Mine is going to be short. Because I have more of Gerlich's massive assignments to read.
But if it goes to show at all, I probably read your blog more than anyone else. I read EVERYONES blog at least 3 and ususally 4 times a day. And yeah, you always post, you I don't ever need to complain about it.
While I don't comment, it doesn't mean that I don't enjoy it. I think it is very insightful to what you believe and who you are as a person, and it is helpful for me (as a pitifully uncomprehending male) to understand you more.
So BAM. That's what I say. I would have to delete you from my 'Homies' list. And that would be way too hard to do. And I am too lazy. So don't stop.
Maybe you've missed it--the whole reason why you don't get a lot of comments is because you are deeper than the people who read it or at least your insights are more profound than a simple comment can really put into words...so we sit and think and wish we had something insightful to say in reply.
Here's a little story about how being on the internet really could touch someone you don't know. I've had a static homepage for over 5 years, and really no one looked at it much. My hit counter was low. And then Matt LeBlanc (from Friends) married a lady with the same name as me. In one weekend, I got like 15,000 hits on my site. And at least one person clicked on my link about Jesus. So, maybe that person was already a believer, or maybe not, but my little piece of the internet was there, just in case.

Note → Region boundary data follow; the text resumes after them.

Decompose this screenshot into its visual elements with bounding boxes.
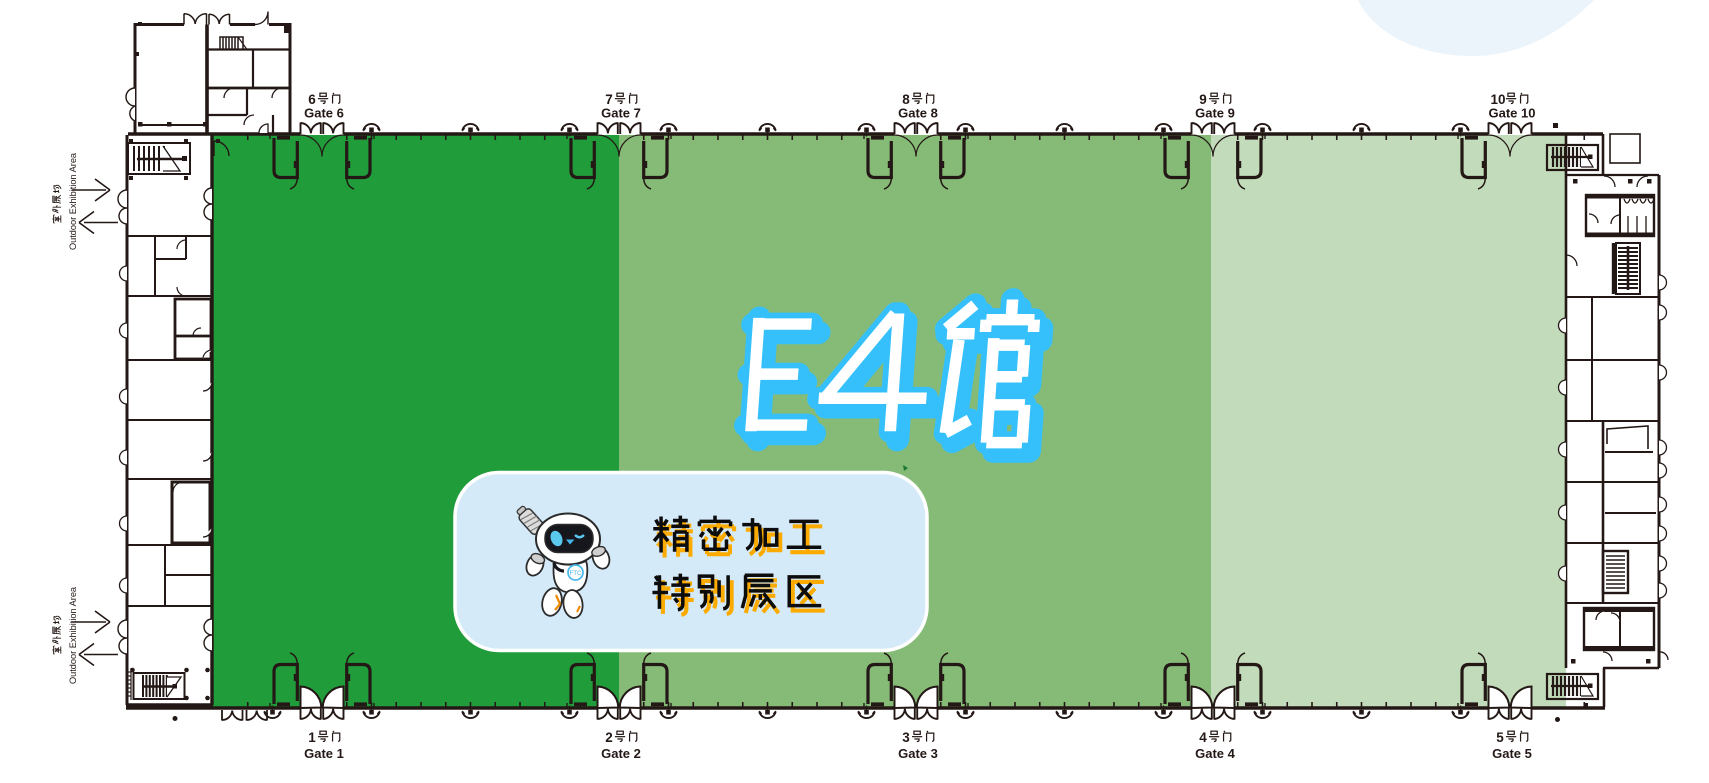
- svg-text:Gate 4: Gate 4: [1195, 746, 1236, 761]
- svg-text:Gate 5: Gate 5: [1492, 746, 1532, 761]
- svg-text:Gate 7: Gate 7: [601, 106, 641, 121]
- svg-text:Gate 10: Gate 10: [1489, 106, 1536, 121]
- svg-text:4: 4: [1199, 730, 1207, 745]
- svg-text:Outdoor Exhibition Area: Outdoor Exhibition Area: [68, 586, 78, 684]
- svg-text:5: 5: [1496, 730, 1504, 745]
- svg-text:Gate 1: Gate 1: [304, 746, 344, 761]
- svg-text:Gate 9: Gate 9: [1195, 106, 1235, 121]
- svg-text:Gate 3: Gate 3: [898, 746, 938, 761]
- svg-text:FTC: FTC: [570, 571, 582, 577]
- svg-text:Gate 2: Gate 2: [601, 746, 641, 761]
- svg-text:Gate 8: Gate 8: [898, 106, 938, 121]
- svg-text:2: 2: [605, 730, 613, 745]
- svg-text:3: 3: [902, 730, 910, 745]
- svg-text:1: 1: [308, 730, 316, 745]
- svg-text:Gate 6: Gate 6: [304, 106, 344, 121]
- svg-text:Outdoor Exhibition Area: Outdoor Exhibition Area: [68, 152, 78, 250]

So, anyway, I hope you keep it. I like reading it. I enjoy when you throw in some Spanish to test my skills. I find your heart for lost people from other cultures refreshing.

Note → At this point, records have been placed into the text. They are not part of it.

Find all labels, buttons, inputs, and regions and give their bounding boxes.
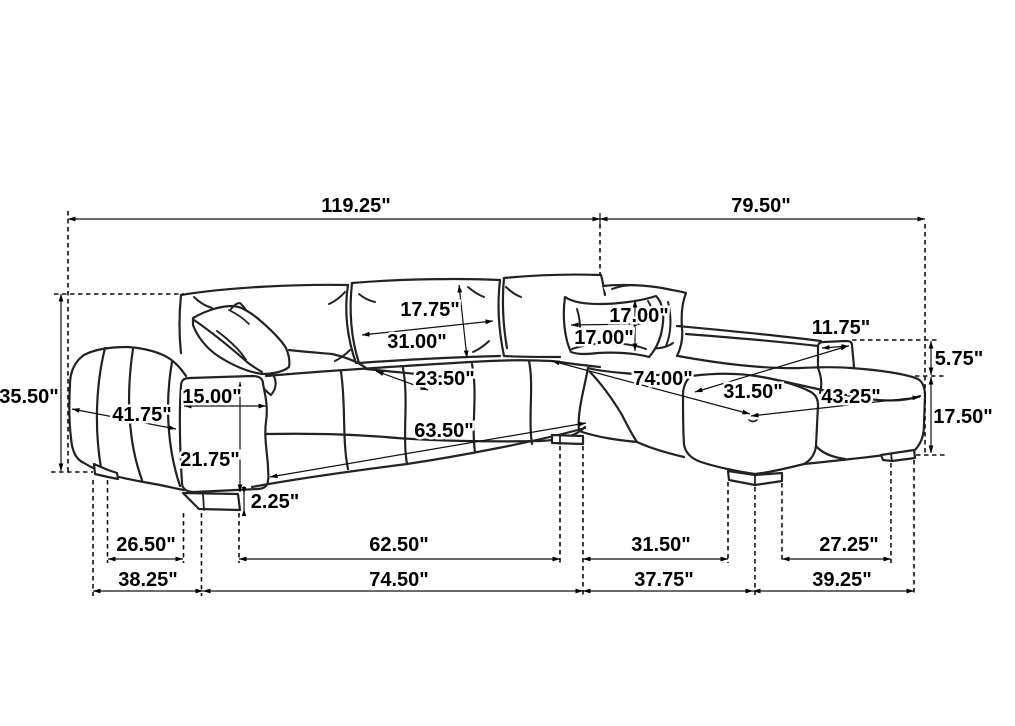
svg-text:23.50": 23.50": [415, 368, 475, 390]
svg-text:31.50": 31.50": [723, 381, 783, 403]
svg-text:74.50": 74.50": [369, 569, 429, 591]
svg-text:17.75": 17.75": [400, 299, 460, 321]
svg-text:17.50": 17.50": [933, 406, 993, 428]
svg-text:74.00": 74.00": [633, 368, 693, 390]
svg-text:11.75": 11.75": [812, 317, 870, 339]
svg-text:62.50": 62.50": [369, 534, 429, 556]
svg-text:27.25": 27.25": [819, 534, 879, 556]
svg-text:5.75": 5.75": [935, 348, 983, 370]
svg-text:35.50": 35.50": [0, 386, 59, 408]
svg-text:63.50": 63.50": [414, 420, 474, 442]
svg-text:31.00": 31.00": [387, 331, 447, 353]
svg-text:41.75": 41.75": [112, 404, 172, 426]
svg-text:119.25": 119.25": [321, 195, 391, 217]
svg-text:37.75": 37.75": [634, 569, 694, 591]
svg-text:43.25": 43.25": [821, 386, 881, 408]
svg-text:17.00": 17.00": [574, 327, 634, 349]
svg-text:2.25": 2.25": [251, 491, 299, 513]
svg-text:15.00": 15.00": [182, 386, 242, 408]
svg-text:21.75": 21.75": [180, 449, 240, 471]
svg-text:38.25": 38.25": [118, 569, 178, 591]
svg-text:17.00": 17.00": [609, 305, 669, 327]
svg-text:31.50": 31.50": [631, 534, 691, 556]
svg-text:26.50": 26.50": [116, 534, 176, 556]
svg-text:79.50": 79.50": [731, 195, 791, 217]
svg-text:39.25": 39.25": [812, 569, 872, 591]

hmm. here is my negative feedback that you love oh so much. haha.
i really hate following suit and making a huge comment, but whatever. im going to anyway.
you feel like your blog is pointless. that to me is irrelevant. thats one thing we have never seen eye to eye on sara. you dont have to impact people. you dont have to be deep. do something for the sake of doing it, not for the result it produces. if you really do want to have an alternative point of view, which was why you created a blog in the first place, stop measuring success by results. my life is a testament to the fact that a proccess of actions is as, if not more, important than the end result. i hope that makes sense; i wish i could explain it better.
and just in case you wanted to know sara, you are my sister in Christ. for that, I love you and i always will no matter what. even if you shut down your blog. haha.
Dearest Sara ~
I love your blog and read it regularly ... but I don't comment back. Why?
Cause ... in my mind, it's hard being me, being a PARENT for pete's sake, in this land of the new generation of new adults that are so AWESOME. Do you really want to hear what some old lady thinks? Do you really want a parent presence on this cool space? Would my squareness take away from your edginess?
I love what you share, who you are, and the exposure you give of your life to others. And for you, I think you process and grow a lot as you tap away what is melting together between your mind and your heart. You are deep. You are funny. You are REAL.
And you know what? Your posts bring me to prayer in special ways for you, for the pains AND the joys you experience. For your life today and for the woman you're growing into. For your days now and for your steps in the years to come.
I would miss your blog and posts a lot and would ask for you to reconsider :~)
With a big hug,
Momma F
Sara,
Today I started reading your blog. I've never really been involved in anything like this before so this whole blog format is new to me. But I just kept reading and reading. Going down and reading. I made it all the way down through your august posts before I decided to come back and leave a comment.
Sara, your friendship to me means more than you can ever know. You've come into my life in a time when I've needed you the most.
I'll comment more later, the bell just rang and I have to get to class but there's much more for me to say.
Rebecca S.
Sara, I am sorry I haven't responded sooner, but I, too, would be disappointed to see your blog disappear. It's nice to know there are other bloggers out there who share my fascination with Nicaragua and i really find your blog entries to be deep and thought-provoking. I really hope you will reconsider keeping it going.
Meg
meh you never know what could happen.